Sandfly is an agentless, instantly deployable, and safe Linux EDR and security platform.

Sandfly Security delivers an agentless, instantly deployable Linux EDR built specifically for critical infrastructure and enterprises. Our platform combines proactive monitoring with advanced threat hunting, incident response, and forensics capabilities, providing a future-proof solution that doesn’t rely on malware signatures. Instead, Sandfly detects malicious behaviors across a broad spectrum of Linux environments—on-premises, in the cloud, or air-gapped systems—ensuring safe, seamless, and effective protection.

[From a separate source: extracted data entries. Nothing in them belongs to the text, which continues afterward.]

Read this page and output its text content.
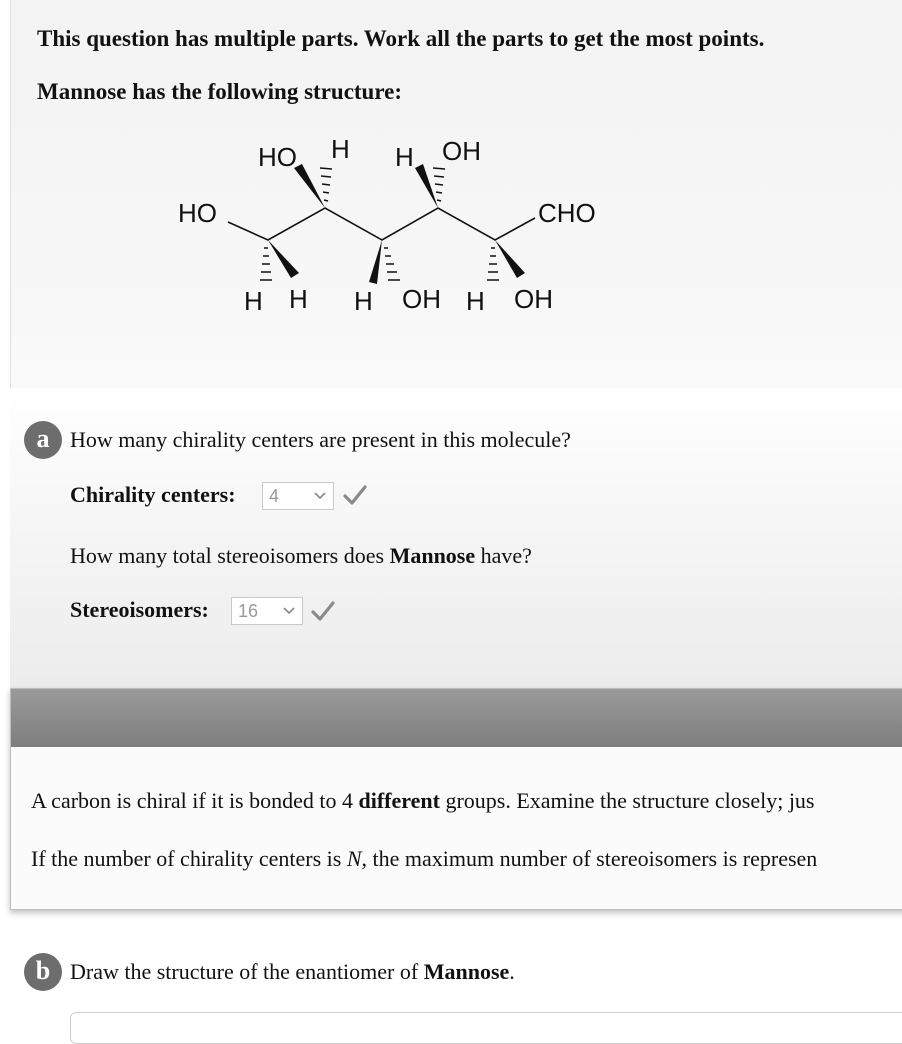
This question has multiple parts. Work all the parts to get the most points.

Mannose has the following structure:

HO	CHO
HO H H OH
H H H OH H OH
a How many chirality centers are present in this molecule?
Chirality centers:	4
How many total stereoisomers does Mannose have?
Stereoisomers:	16
A carbon is chiral if it is bonded to 4 different groups. Examine the structure closely; jus
If the number of chirality centers is N, the maximum number of stereoisomers is represen
b Draw the structure of the enantiomer of Mannose.
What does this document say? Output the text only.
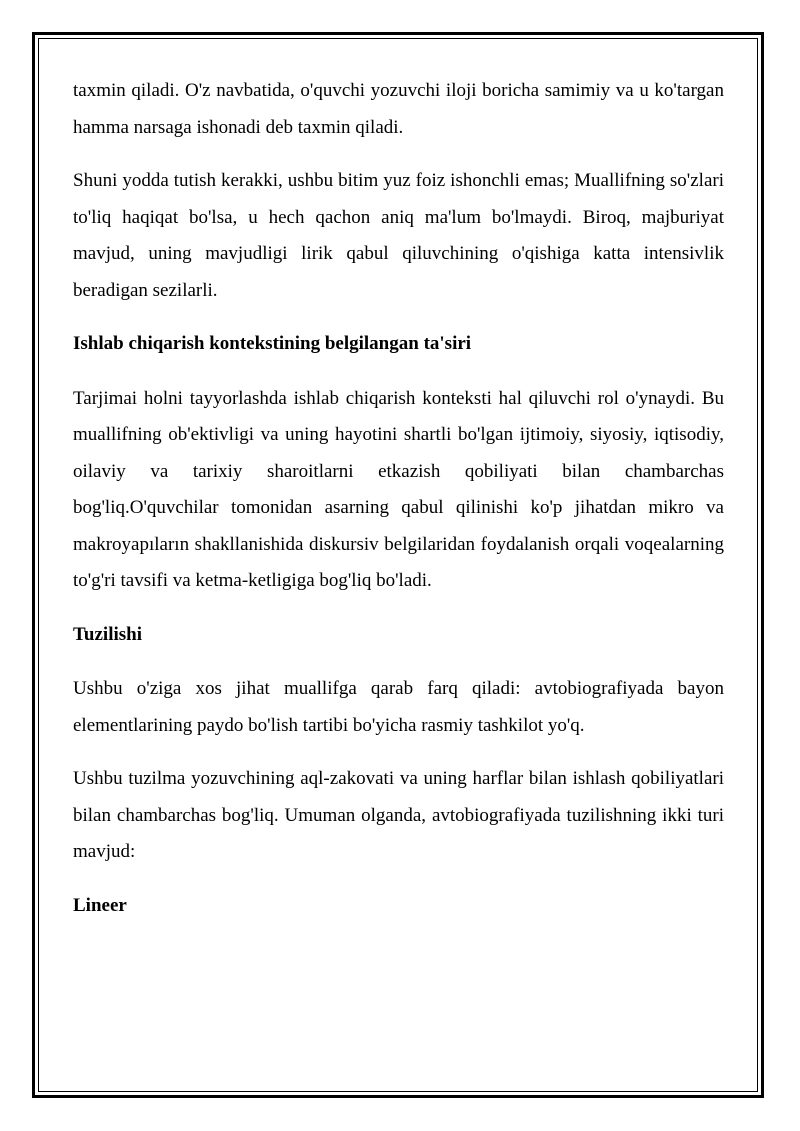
taxmin qiladi. O'z navbatida, o'quvchi yozuvchi iloji boricha samimiy va u ko'targan hamma narsaga ishonadi deb taxmin qiladi.

Shuni yodda tutish kerakki, ushbu bitim yuz foiz ishonchli emas; Muallifning so'zlari to'liq haqiqat bo'lsa, u hech qachon aniq ma'lum bo'lmaydi. Biroq, majburiyat mavjud, uning mavjudligi lirik qabul qiluvchining o'qishiga katta intensivlik beradigan sezilarli.

Ishlab chiqarish kontekstining belgilangan ta'siri

Tarjimai holni tayyorlashda ishlab chiqarish konteksti hal qiluvchi rol o'ynaydi. Bu muallifning ob'ektivligi va uning hayotini shartli bo'lgan ijtimoiy, siyosiy, iqtisodiy, oilaviy va tarixiy sharoitlarni etkazish qobiliyati bilan chambarchas bog'liq.O'quvchilar tomonidan asarning qabul qilinishi ko'p jihatdan mikro va makroyapıların shakllanishida diskursiv belgilaridan foydalanish orqali voqealarning to'g'ri tavsifi va ketma-ketligiga bog'liq bo'ladi.

Tuzilishi

Ushbu o'ziga xos jihat muallifga qarab farq qiladi: avtobiografiyada bayon elementlarining paydo bo'lish tartibi bo'yicha rasmiy tashkilot yo'q.

Ushbu tuzilma yozuvchining aql-zakovati va uning harflar bilan ishlash qobiliyatlari bilan chambarchas bog'liq. Umuman olganda, avtobiografiyada tuzilishning ikki turi mavjud:

Lineer
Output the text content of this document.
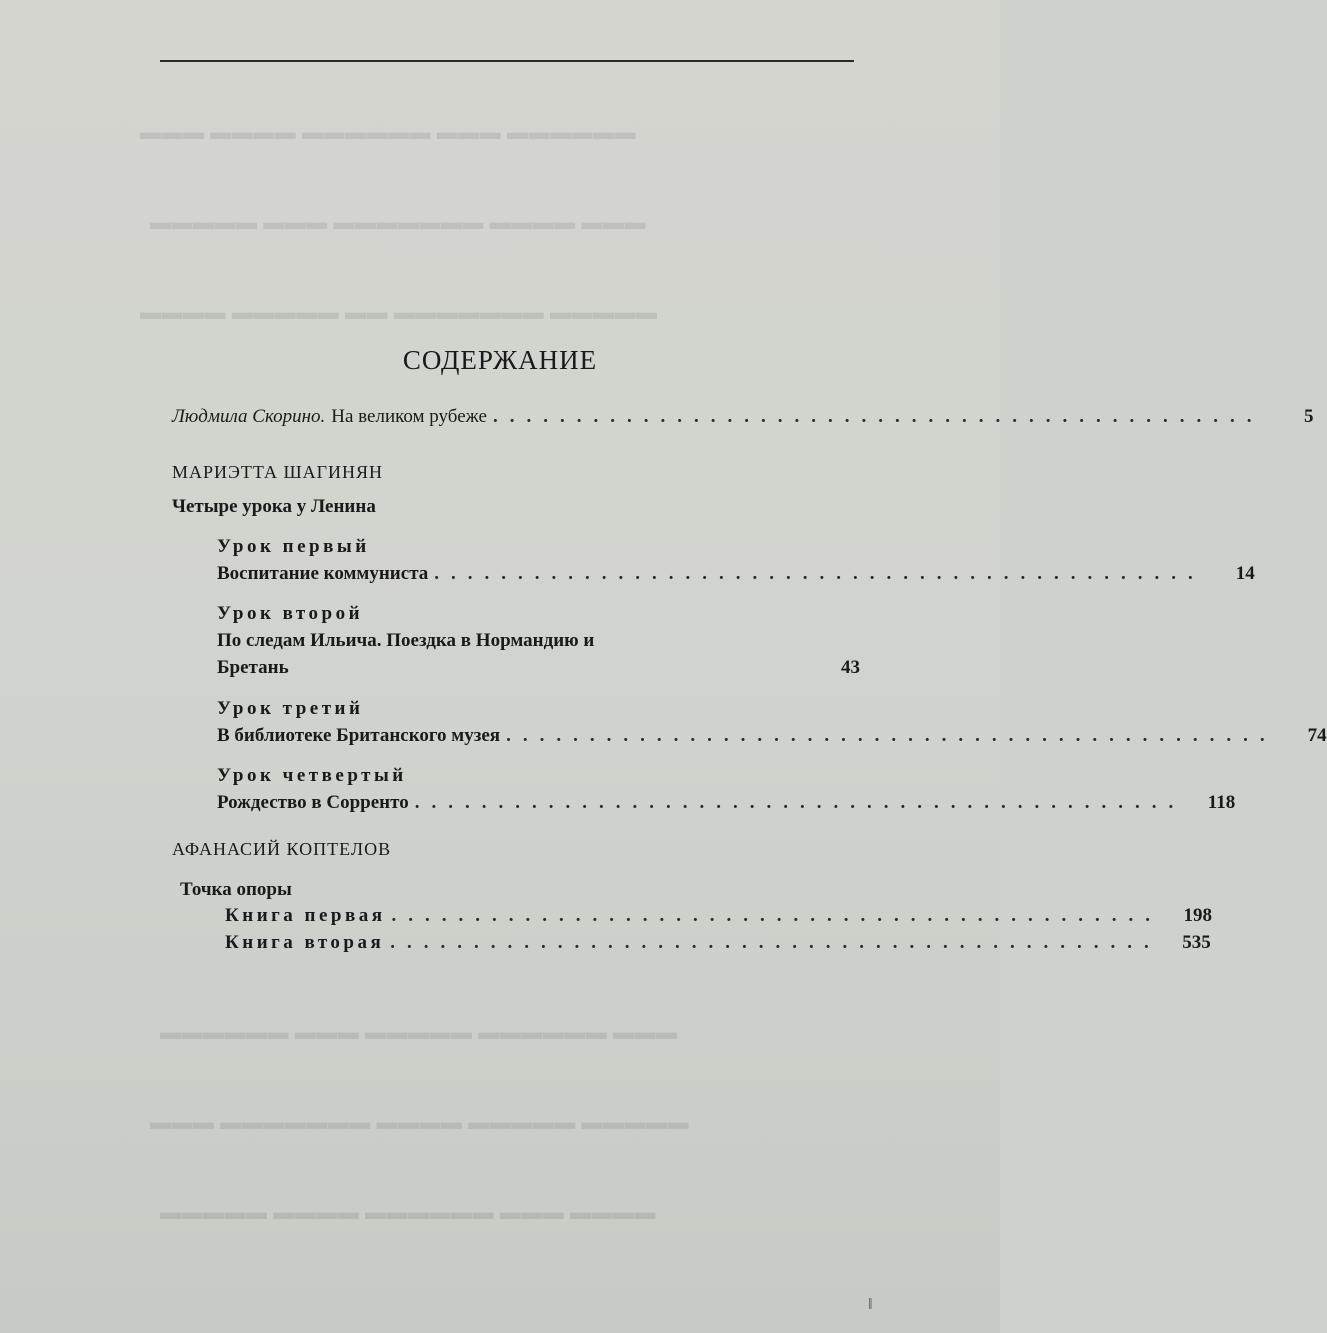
▬▬▬ ▬▬▬▬ ▬▬▬▬▬▬ ▬▬▬ ▬▬▬▬▬▬
▬▬▬▬▬ ▬▬▬ ▬▬▬▬▬▬▬ ▬▬▬▬ ▬▬▬
▬▬▬▬ ▬▬▬▬▬ ▬▬ ▬▬▬▬▬▬▬ ▬▬▬▬▬
▬▬▬▬▬▬ ▬▬▬ ▬▬▬▬▬ ▬▬▬▬▬▬ ▬▬▬
▬▬▬ ▬▬▬▬▬▬▬ ▬▬▬▬ ▬▬▬▬▬ ▬▬▬▬▬
▬▬▬▬▬ ▬▬▬▬ ▬▬▬▬▬▬ ▬▬▬ ▬▬▬▬
СОДЕРЖАНИЕ
Людмила Скорино. На великом рубеже ..............................................	5
МАРИЭТТА ШАГИНЯН
Четыре урока у Ленина
Урок первый
Воспитание коммуниста ..............................................	14
Урок второй
По следам Ильича. Поездка в Нормандию и
Бретань	43
Урок третий
В библиотеке Британского музея ..............................................	74
Урок четвертый
Рождество в Сорренто ..............................................	118
АФАНАСИЙ КОПТЕЛОВ
Точка опоры
Книга первая ..............................................	198
Книга вторая ..............................................	535
‖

Threat Detection - SSH Key Monitoring - Password Auditing - Drift Detection - Incident Response

Key Features

-  Agentless Deployment: Instantly deploy Sandfly across your Linux systems without agents, ensuring uninterrupted stability.

-  Instant Protection & Inventory: Gain an immediate, comprehensive inventory of all software and hardware versions, while monitoring and protecting against threats from day one.

-  Advanced Threat Detection: Identify attacker behaviors using a signature-free approach, providing robust coverage against a wide array of tactics, including MITRE ATT&CK techniques.

- Customizable Detection: Tailor Sandfly to your environment for focused threat monitoring and responsive insights.

- SSH and Password Auditing: Monitor SSH key usage and audit weak passwords to prevent lateral movement threats.